По окончании службы Богдан дождался, когда отец Киприан покинет алтарь, и подошел к нему.
– Благословите на разговор, отче, – проговорил минфа негромко. – Хотелось бы без отлагательств…
Архимандрит пристально глянул Богдану в лицо и слегка нахмурился.
– Лица на тебе нынче нету, чадо, – проговорил он недовольно и, как показалось Богдану, чуть встревоженно. – Стряслось что?
– Не тут, – попросил Богдан.
Киприан на миг поджал губы, давая понять, что не очень-то доволен такою настойчивостью.
– До тружения планетарного не терпит? – спросил он затем.
– Не ведаю, отче, – признался Богдан. – И к тому ж занедужил я, кажется. Боюсь, тружение мне нынче не по силам окажется.
В строгом взгляде архимандрита промелькнула неподдельная тревога.
– Идем, – коротко велел он и, круто повернувшись, пошел, метя пол длинными полами рясы, к выходу из зала. Богдан, сразу чуть задохнувшись от быстрой ходьбы, поспешил за Киприаном.
До самых покоев архимандрита они не возобновляли разговора. Утвердившись на излюбленном своем стуле с прямой высокой спинкою, владыка указал Богдану на кресло против своей особы и сложил руки на коленях.
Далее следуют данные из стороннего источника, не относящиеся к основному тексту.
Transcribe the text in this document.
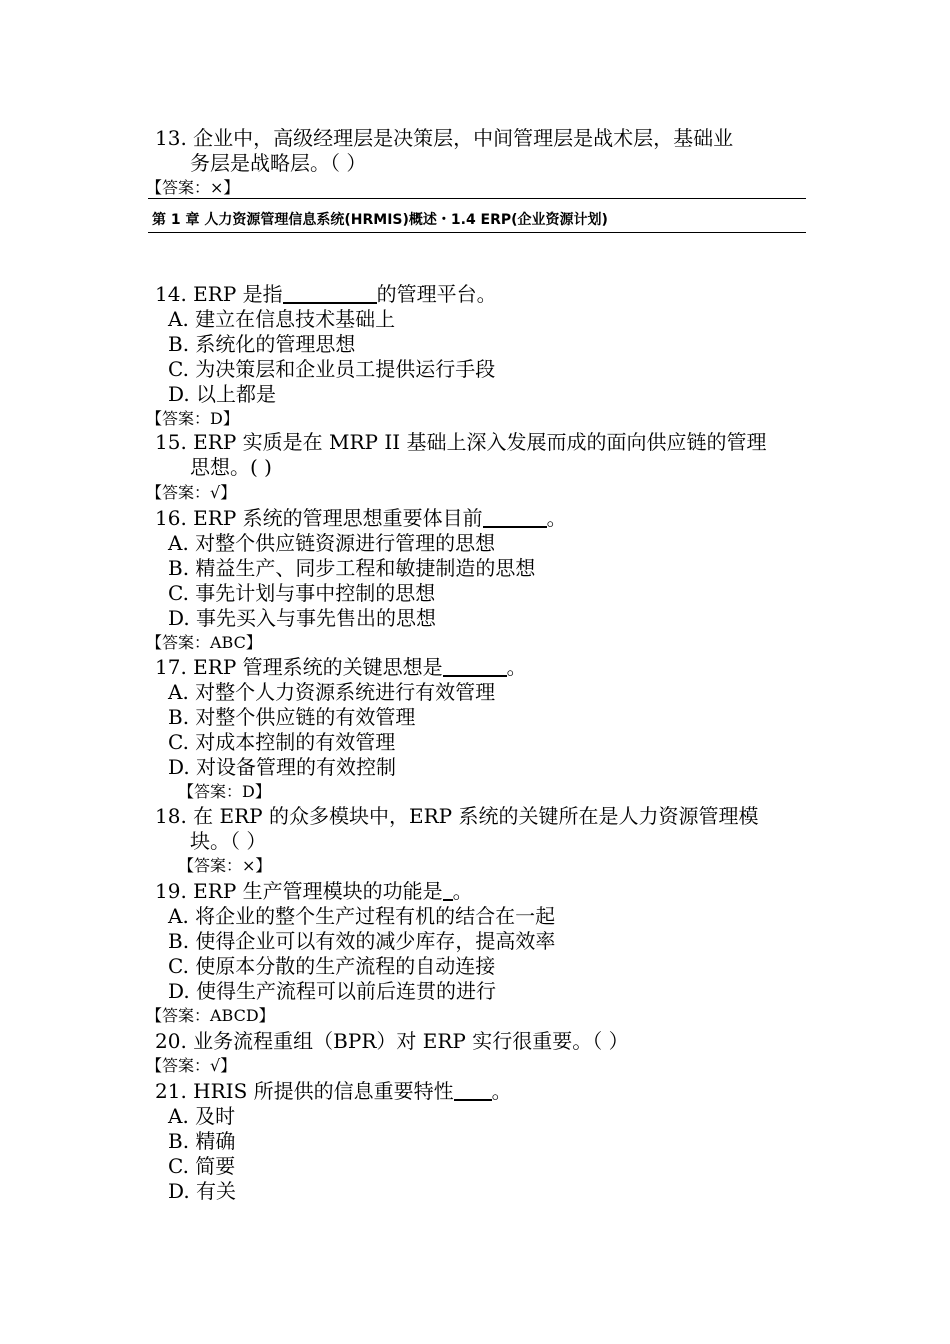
13. 企业中，高级经理层是决策层，中间管理层是战术层，基础业
务层是战略层。（ ）
【答案：×】
第 1 章 人力资源管理信息系统(HRMIS)概述・1.4 ERP(企业资源计划)
14. ERP 是指	的管理平台。
A. 建立在信息技术基础上
B. 系统化的管理思想
C. 为决策层和企业员工提供运行手段
D. 以上都是
【答案：D】
15. ERP 实质是在 MRP II 基础上深入发展而成的面向供应链的管理
思想。( )
【答案：√】
16. ERP 系统的管理思想重要体目前	。
A. 对整个供应链资源进行管理的思想
B. 精益生产、同步工程和敏捷制造的思想
C. 事先计划与事中控制的思想
D. 事先买入与事先售出的思想
【答案：ABC】
17. ERP 管理系统的关键思想是	。
A. 对整个人力资源系统进行有效管理
B. 对整个供应链的有效管理
C. 对成本控制的有效管理
D. 对设备管理的有效控制
【答案：D】
18. 在 ERP 的众多模块中，ERP 系统的关键所在是人力资源管理模
块。（ ）
【答案：×】
19. ERP 生产管理模块的功能是 。
A. 将企业的整个生产过程有机的结合在一起
B. 使得企业可以有效的减少库存，提高效率
C. 使原本分散的生产流程的自动连接
D. 使得生产流程可以前后连贯的进行
【答案：ABCD】
20. 业务流程重组（BPR）对 ERP 实行很重要。（ ）
【答案：√】
21. HRIS 所提供的信息重要特性 。
A. 及时
B. 精确
C. 简要
D. 有关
– Ну, сказывай, – велел он.
Богдан, усевшись на краешек кресла – ему всегда неловко было сидеть на мягком и удобном, когда пастырь, словно изваяние, жесткий и распрямленный, восседает на стуле, – чуть помедлил и прямо спросил:
– Отче… Как у вас тут насчет блудных бесов?
Отец Киприан тоже немного помедлил; взгляд его стал задумчивым. Он тяжко вздохнул.
– Как, как… Подле святого места нечистые всегда суетятся выше меры. Что им мирские грешники? Те и сами к ним придут… Им праведных с пути сбить надо! – вздохнул вновь. – Ты мне скажи, какая напасть приступила? Богдан, поправив очки, вкратце рассказал. Когда он замолчал, Киприан с минуту задумчиво оглаживал бороду и глядел куда-то в пространство грустно и отрешенно. Потрескивала в кромешной тишине свеча.
– Сильно по молодице своей тоскуешь? – негромко спросил настоятель.
– Очень, – ответил Богдан.
– Сильно винишься перед нею?
– Сильно.
– И слабость телесную ныне чувствуешь?
– Ровно пахали на мне.
– Пахали, – с непонятной интонацией повторил отец Киприан. – От пахоты хоть хлеб…
Он встал и, немного сутулясь, неторопливо прошелся по гостиной келье. Взад, вперед. Отчетливо поскрипывали крашеные доски пола под его тяжелой поступью.
Остановился.
– Что постом да молитвою спасаться в подобных случаях надлежит, повторять тебе не стану – не вчера ты родился, сам все знаешь. – Он пытливо заглянул Богдану в глаза сверху вниз; Богдан выдержал взгляд. – Однако не страх Божий и не раскаяние я в очах твоих вижу, чадо, а некую суетную пытливость… Прав я?
– Да, – чуть улыбнулся Богдан. Киприан опять тяжело вздохнул и опять утвердился на своем стуле.
– Спрашивай, – сказал он.
– Часты ли такие случаи здесь?
– Как тебе сказать… – помедлив, ответил отец Киприан. – В житиях исстари описывались страшные борения. Особенно с теми это стрясается, кто подвижничает сверх обычной меры, наособицу спасается в пустыньках удаленных… До драк с бесами дело подчас доходило.
– Даже?
Владыка вдруг улыбнулся.
– Лупасят нашего брата порою так, что синяки да ссадины остаются. В волосья вцепляются, дерут до плешей… А кто – один Бог знает. Правда, на моем веку подобного не упомню… Но в книгах старых поминается частенько. А что до века моего… – запнулся. Помолчал. Богдан ждал терпеливо, затаив дыхание.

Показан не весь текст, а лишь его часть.